La destra in tutto Occidente si racchiude in pochi concetti base: nazionalismo, tradizionalismo e liberismo. Lasciamo per piacere il socialismo ai socialisti...


Mah, io appartengo a quella che può forse essere definita una "corrente di una corrente" che economicamente si ispira alla socialdemocrazia (come quella scandinava) e soprattutto ad un tentativo di superare lo scontro frontale tra imprenditori e dipendenti.

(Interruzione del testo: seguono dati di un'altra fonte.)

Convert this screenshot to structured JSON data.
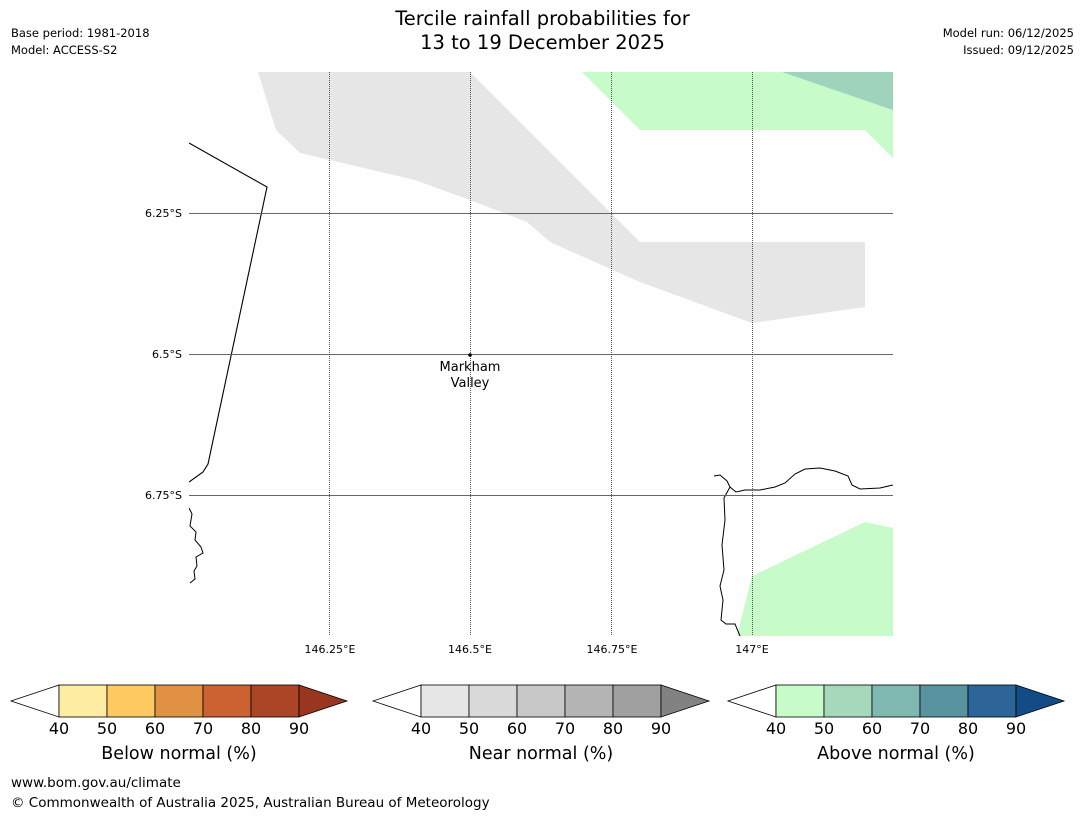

Certo, i diritti dei lavoratori vanno difesi a prescindere, ma l'obiettivo è quello di creare un sistema dove i lavoratori collaborino con gli imprenditori per il bene dell'impresa (e in senso più ampio di tutta la società) che fatalmente produce un "ritorno d'interesse" per tutte le parti sociali e non una sterile lotta di classe dalla parte del padronato.
Non è la questione economica, è la necessità di superarla garantendo giustizia sociale che rende la destra sociale la destra più "sinistra".
Riporterei volentieri degli articoli tratti da Ds.Org ma l'assenza del link esatto mi costringerebbe a violare il regolamento. ^^"
«Non ti fidar di me se il cuor ti manca».
Identità; Comunità; Partecipazione.


Scusa ma che c'entra la socialdemocrazia scandinava con la destra?
Se ti piacciono queste cose vota PD, tanto ormai si dicono patrioti anche loro...
E poi il "padronato" come lo chiami tu (e penso intendi con ciò Montezemolo), è sempre stato incline - in Italia, in Europa e negli USA - a misure di capitalismo moderato, assistenzialista, dirigista. I Rockefeller, gli Agnelli, La Malfa, Zanone: tutti liberali a chiacchiere ma socialisti nella sostanza.
I tempi di Bismarck e dei "socialisti della cattedra" che a lungo hanno influenzato il conservatorismo continentale sono definitivamente tramontati. Oggi bisogna favorire la libertà, altrimenti si fa la fine dell'Africa!